Hélas ! pourquoi faut-il que les tombeaux, en nous mettant devant les yeux la triste destinée de l’homme, nous rappellent quelquefois sa méchanceté ? pourquoi faut-il que j’apprenne qu’une épouse chérie fut victime de sa bienfaisance et de l’ingratitude, avant d’être la victime d’une mort prématurée ? Quels ennemis peuvent lui rester aujourd’hui ? et de vaines plaintes contre ses persécuteurs peuvent-elles dédommager sa cendre des peines qu’ils lui firent éprouver ? L’inscription de ce tombeau, ainsi que celle de la tombe du Philosophe au Champ de Montmartre, sont les deux qui m’ont le plus désagréablement affecté. Ce style amer ne convient point à l’affliction ; et l’on fait mal l’éloge morts, en faisant des reproches aux vivans.




Sur la face de devant d’une petite pyramide qui supporte une urne funéraire, on lit cette inscription latine :


HIC JACET
Carolus-Franciscus
Martin De Vaucresson,
in Magno Concilio
Senator ;
deindè Advocatus
generalis,
ac demùm Primus Præscs ;
vir doctrinâ et integritate
insignis.
Obiit, flebilis omnibus,
27 mens. jul. an. sal. 1804.


Cette courte inscription ne laisse rien à désirer pour l'éloge de celui qu’elle concerne, et sa belle simplicité me dispense de toute espèce de réflexion.




CI-GIT


Marie-Geneviève Blondel,
épouse de M. A. Boissière,
décédée en 1806, âgée de quarante-huit ans.
La sensibilité creusa son tombeau


Si le sentiment est le charme de la vie, pourquoi la sensibilité en est-elle presque toujours le fléau ? C’est que le sentiment agite doucement le cœur, et que la sensibilité le remue toujours avec une vivacité et une force qui rendent souvent les facultés physiques victimes de ce mouvement indépendant de la raison. Quel qu’ait été l’objet de là sensibilité de madame Boissière, mon cœur s’émeut par le seul voisinage de sa dépouille ; et j’unis volontiers mes regrets à ceux de l’époux qui l’a perdue.

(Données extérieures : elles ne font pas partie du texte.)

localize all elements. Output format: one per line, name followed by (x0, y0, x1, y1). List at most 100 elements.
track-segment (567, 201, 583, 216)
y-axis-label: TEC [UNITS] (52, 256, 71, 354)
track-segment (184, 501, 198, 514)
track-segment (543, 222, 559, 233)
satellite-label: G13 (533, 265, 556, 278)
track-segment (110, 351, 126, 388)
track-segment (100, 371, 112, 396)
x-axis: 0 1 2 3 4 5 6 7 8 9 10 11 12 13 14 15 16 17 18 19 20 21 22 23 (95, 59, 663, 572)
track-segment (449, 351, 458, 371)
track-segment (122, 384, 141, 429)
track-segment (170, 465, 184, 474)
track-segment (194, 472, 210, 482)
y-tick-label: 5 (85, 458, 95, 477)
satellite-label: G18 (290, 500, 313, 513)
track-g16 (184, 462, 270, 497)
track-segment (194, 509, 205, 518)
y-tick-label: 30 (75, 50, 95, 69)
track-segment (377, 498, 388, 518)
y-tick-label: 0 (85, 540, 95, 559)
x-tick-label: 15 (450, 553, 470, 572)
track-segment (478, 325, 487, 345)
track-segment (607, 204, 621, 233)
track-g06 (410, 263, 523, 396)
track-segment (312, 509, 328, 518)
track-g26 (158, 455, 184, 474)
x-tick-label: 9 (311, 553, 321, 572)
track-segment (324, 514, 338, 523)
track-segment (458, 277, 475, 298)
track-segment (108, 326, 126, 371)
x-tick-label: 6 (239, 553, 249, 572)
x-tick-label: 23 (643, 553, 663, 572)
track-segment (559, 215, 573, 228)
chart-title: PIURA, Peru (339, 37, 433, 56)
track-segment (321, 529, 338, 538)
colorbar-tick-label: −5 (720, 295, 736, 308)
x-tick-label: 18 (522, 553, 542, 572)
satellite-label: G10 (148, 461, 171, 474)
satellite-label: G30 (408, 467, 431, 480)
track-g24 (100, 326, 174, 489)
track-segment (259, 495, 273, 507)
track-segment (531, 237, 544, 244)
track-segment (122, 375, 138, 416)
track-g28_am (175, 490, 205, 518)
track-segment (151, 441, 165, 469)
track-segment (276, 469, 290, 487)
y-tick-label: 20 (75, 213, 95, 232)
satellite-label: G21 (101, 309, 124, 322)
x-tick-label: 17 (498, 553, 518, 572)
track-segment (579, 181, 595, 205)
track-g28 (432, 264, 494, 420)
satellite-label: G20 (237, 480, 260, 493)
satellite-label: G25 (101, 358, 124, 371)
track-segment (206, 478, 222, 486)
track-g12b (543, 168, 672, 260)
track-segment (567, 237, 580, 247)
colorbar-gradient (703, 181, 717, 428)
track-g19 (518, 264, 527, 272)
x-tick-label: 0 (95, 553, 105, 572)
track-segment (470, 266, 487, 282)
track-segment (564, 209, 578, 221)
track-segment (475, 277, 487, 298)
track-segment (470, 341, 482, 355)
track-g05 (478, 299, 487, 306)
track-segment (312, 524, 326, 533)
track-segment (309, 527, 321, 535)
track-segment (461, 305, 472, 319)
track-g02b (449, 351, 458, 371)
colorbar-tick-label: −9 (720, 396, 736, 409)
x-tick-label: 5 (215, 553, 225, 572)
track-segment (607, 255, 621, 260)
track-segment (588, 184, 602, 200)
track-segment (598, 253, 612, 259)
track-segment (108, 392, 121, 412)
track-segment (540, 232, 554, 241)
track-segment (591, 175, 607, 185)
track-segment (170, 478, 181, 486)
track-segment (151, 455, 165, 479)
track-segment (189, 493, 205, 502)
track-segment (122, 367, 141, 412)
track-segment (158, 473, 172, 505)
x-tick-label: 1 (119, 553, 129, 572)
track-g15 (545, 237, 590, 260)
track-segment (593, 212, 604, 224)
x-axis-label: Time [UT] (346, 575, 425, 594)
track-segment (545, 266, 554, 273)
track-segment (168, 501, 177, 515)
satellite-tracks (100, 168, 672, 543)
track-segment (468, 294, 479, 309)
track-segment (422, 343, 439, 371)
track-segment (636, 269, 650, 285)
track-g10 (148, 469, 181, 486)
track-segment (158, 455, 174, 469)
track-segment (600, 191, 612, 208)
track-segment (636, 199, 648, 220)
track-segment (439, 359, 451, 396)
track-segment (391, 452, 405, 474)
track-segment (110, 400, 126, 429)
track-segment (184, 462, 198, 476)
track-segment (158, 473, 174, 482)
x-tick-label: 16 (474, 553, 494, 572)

Au nord, et contre la muraille de l’ouest, est une tombe qu’avoisine un petit bosquet. On y a gravé cette inscription :


CI-GIT


Angélique Brochant[1],
épouse de P. F. Roger
de Gouzangré,
décédée à Paris, en 1806, âgée de 26 ans.
Patri, sponso, natis, fratribus, et amicis,
Angelica
flebilis occidit.


Que de cœurs ont été percés du même trait ! Que de larmes ce seul trépas a fait couler ! Quelle aimables et précieuses qualités dût avoir cette jeune épouse, pour emporter avec elle dans la tombe tant de regrets, et pour laisser à sa place de si tendres souvenirs ! O femmes qui lui survivez, en est-il beaucoup parmi vous qui puissent se dire à elles-mêmes : Je suis chérie de mon père, de mon époux, de mes enfans, de mes frères, et de ceux qui se disent mes amis ? que de vertus ce témoignage suppose ? Combien la société seroit heureuse, si beaucoup de femmes pouvoient se le rendre !


  1. Les champs de mort de la capitale ont déjà reçus la dépouille de plusieurs individus respectables de la famille Brochant, dans laquelle les vertus sont un héritage que les pères transmettent à leurs enfans.